Californians Living in Subsidized Housing May Get Hit with Unexpected Tax Bill 

By Joe W. Bowers Jr. and Edward Henderson | California Black Media 

      California lawmakers are scrambling to find ways to alleviate the housing crisis occurring in the state. Programs and subsidies are in constant development; however, under an obscure tax rule called possessory interest, individuals may be responsible for getting hit with an unexpected tax bill as a result. 

      In a move to aid the middle class, government agencies (known as joint power authorities) are buying luxury buildings and lowering rent for possible tenants. The discount is possible because these agencies do not need to pay property taxes. Instead of pocketing the extra cash, programs are being implemented to place middle income workers like police officers, teachers and construction workers in these buildings at a discounted rent price.

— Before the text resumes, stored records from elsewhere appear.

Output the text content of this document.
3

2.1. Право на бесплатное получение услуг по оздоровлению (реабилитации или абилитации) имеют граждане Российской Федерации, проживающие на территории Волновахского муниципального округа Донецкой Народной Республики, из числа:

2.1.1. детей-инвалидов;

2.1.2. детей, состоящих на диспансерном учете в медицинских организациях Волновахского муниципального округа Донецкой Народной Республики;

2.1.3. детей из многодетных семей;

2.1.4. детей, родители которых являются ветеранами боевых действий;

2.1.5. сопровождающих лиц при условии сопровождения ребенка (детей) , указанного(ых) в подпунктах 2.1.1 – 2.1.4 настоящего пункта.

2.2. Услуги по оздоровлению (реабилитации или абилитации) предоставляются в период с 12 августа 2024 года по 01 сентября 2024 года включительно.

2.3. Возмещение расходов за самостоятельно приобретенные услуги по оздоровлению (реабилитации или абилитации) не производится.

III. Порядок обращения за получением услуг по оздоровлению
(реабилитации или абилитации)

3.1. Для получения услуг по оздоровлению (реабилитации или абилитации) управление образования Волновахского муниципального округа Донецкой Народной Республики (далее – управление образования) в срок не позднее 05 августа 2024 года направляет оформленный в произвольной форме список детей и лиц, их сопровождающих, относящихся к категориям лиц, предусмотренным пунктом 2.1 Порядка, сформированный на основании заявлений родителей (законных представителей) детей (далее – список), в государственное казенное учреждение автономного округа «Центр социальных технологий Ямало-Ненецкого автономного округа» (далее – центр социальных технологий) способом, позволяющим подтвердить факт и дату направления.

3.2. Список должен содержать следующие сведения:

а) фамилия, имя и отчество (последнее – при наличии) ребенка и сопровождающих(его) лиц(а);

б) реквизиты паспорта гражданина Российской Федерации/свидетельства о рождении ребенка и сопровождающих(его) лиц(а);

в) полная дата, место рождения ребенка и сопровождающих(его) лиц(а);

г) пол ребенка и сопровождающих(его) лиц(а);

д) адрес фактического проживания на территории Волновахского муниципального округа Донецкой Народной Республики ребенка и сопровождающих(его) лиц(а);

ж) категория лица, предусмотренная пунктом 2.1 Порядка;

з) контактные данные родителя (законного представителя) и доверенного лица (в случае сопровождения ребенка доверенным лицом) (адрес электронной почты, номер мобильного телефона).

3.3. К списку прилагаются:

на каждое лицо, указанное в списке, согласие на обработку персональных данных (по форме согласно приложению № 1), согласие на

      But, under the tax rule, tenants may need to pay some of the lost revenue in individual tax bills upwards of $1,000 a year. The rule states that if a government owned property leases to a private entity, then that entity can have a “possessory” interest that must be taxed.

      Joint Power Authorities involved in these programs do not want to tax tenants. However, unless the Legislature gets involved, they are afraid they will have to abide by the rule. If taxes go unpaid, residents could face liens that would make it more difficult to quality for mortgages and other loans.